FACE Library Administrator to ensure they address basic repository CM to include planning,

configuration identification, configuration control, configuration account status, support audits, and

verification. If the FACE Product Repository CM Plan satisfactorily address these items, it will be

approved and become an official FACE Product Repository.

5.2.3 FACE Reference Repository Configuration Management

A FACE Reference Repository Configuration Management (CM) Plan will be developed to address the

repository entries, the reference repository itself, and any associated reference repository software. The

FACE Reference Repository CM Plan should address planning, configuration identification,

configuration control, configuration account status, support audits, and verification. Development and

implementation of the FACE Reference Repository CM Plan is the responsibility of the reference

repository developer and/or maintainer.

5.2.4 FACE Verification Retention Repository Configuration Management

Each FACE Verification Authority will be responsible for developing and maintaining a FACE

Verification Retention Repository. As part of that development, each FACE Verification Authority will

develop and implement a FACE Verification Retention Repository Configuration Management (CM)

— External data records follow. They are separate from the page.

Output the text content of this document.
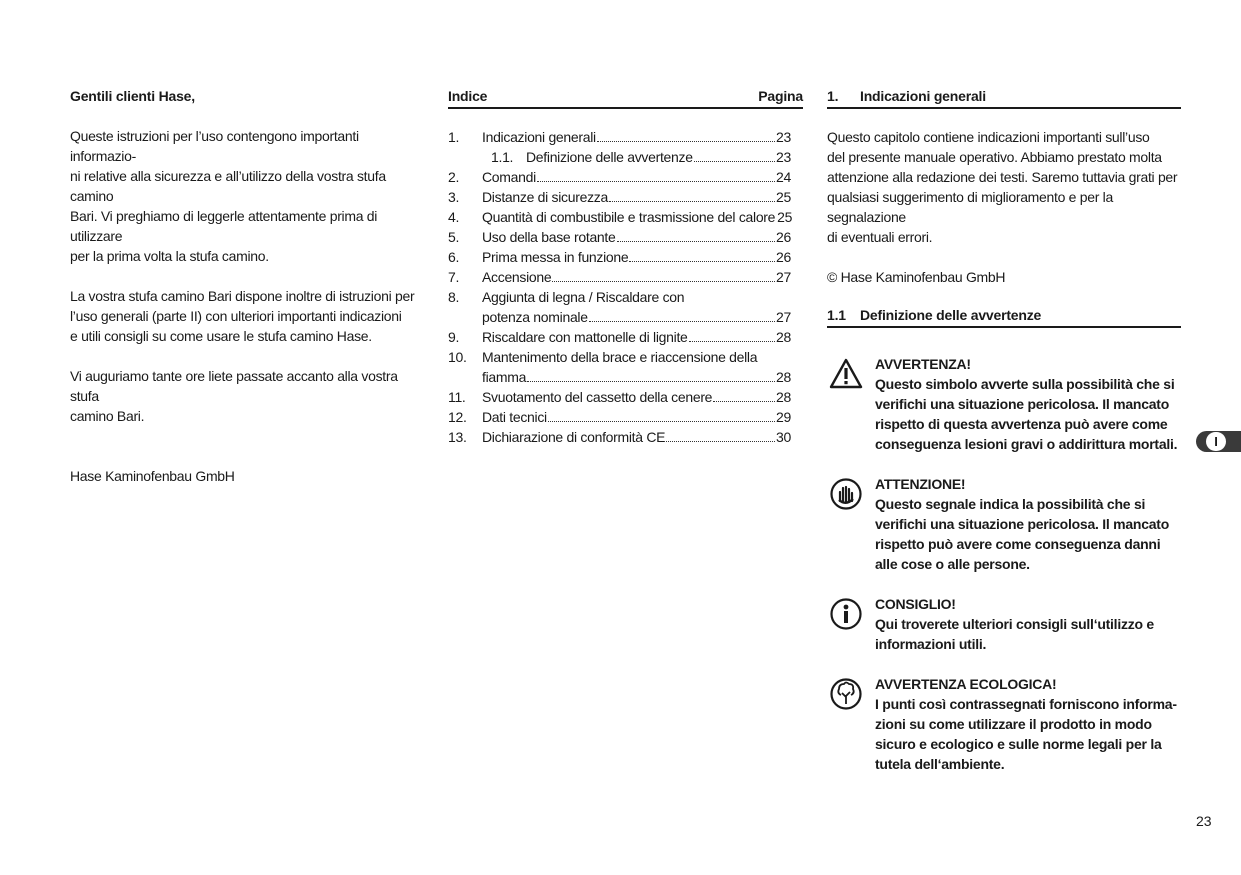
Gentili clienti Hase,

Queste istruzioni per l’uso contengono importanti informazio-
ni relative alla sicurezza e all’utilizzo della vostra stufa camino
Bari. Vi preghiamo di leggerle attentamente prima di utilizzare
per la prima volta la stufa camino.

La vostra stufa camino Bari dispone inoltre di istruzioni per
l’uso generali (parte II) con ulteriori importanti indicazioni
e utili consigli su come usare le stufa camino Hase.

Vi auguriamo tante ore liete passate accanto alla vostra stufa
camino Bari.

Hase Kaminofenbau GmbH

Indice	Pagina
1. Indicazioni generali	23
1.1. Definizione delle avvertenze	23
2. Comandi	24
3. Distanze di sicurezza	25
4. Quantità di combustibile e trasmissione del calore 25
5. Uso della base rotante	26
6. Prima messa in funzione	26
7. Accensione	27
8. Aggiunta di legna / Riscaldare con
potenza nominale	27
9. Riscaldare con mattonelle di lignite	28
10. Mantenimento della brace e riaccensione della
fiamma	28
11. Svuotamento del cassetto della cenere	28
12. Dati tecnici	29
13. Dichiarazione di conformità CE	30
1.	Indicazioni generali

Questo capitolo contiene indicazioni importanti sull’uso
del presente manuale operativo. Abbiamo prestato molta
attenzione alla redazione dei testi. Saremo tuttavia grati per
qualsiasi suggerimento di miglioramento e per la segnalazione
di eventuali errori.

© Hase Kaminofenbau GmbH

1.1	Definizione delle avvertenze

AVVERTENZA!

Questo simbolo avverte sulla possibilità che si
verifichi una situazione pericolosa. Il mancato
rispetto di questa avvertenza può avere come
conseguenza lesioni gravi o addirittura mortali.

ATTENZIONE!

Questo segnale indica la possibilità che si
verifichi una situazione pericolosa. Il mancato
rispetto può avere come conseguenza danni
alle cose o alle persone.

CONSIGLIO!

Qui troverete ulteriori consigli sull‘utilizzo e
informazioni utili.

AVVERTENZA ECOLOGICA!

I punti così contrassegnati forniscono informa-
zioni su come utilizzare il prodotto in modo
sicuro e ecologico e sulle norme legali per la
tutela dell‘ambiente.

I
23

Plan. These plans will address the basic tenants of CM planning, configuration identification,

configuration control, configuration account status, support of audit, and verification.

5.2.5 FACE Certification Retention Repository Configuration Management

The FACE Certification Authority is responsible for developing and maintaining the Certification

Retention Repository. As part of these responsibilities, the FACE Certification Authority will develop and

implement a FACE Certification Repository Configuration Management (CM) Plan. This plan should

address the basic tenets of CM planning, configuration identification, configuration control, configuration

account status, support of audits, and verification.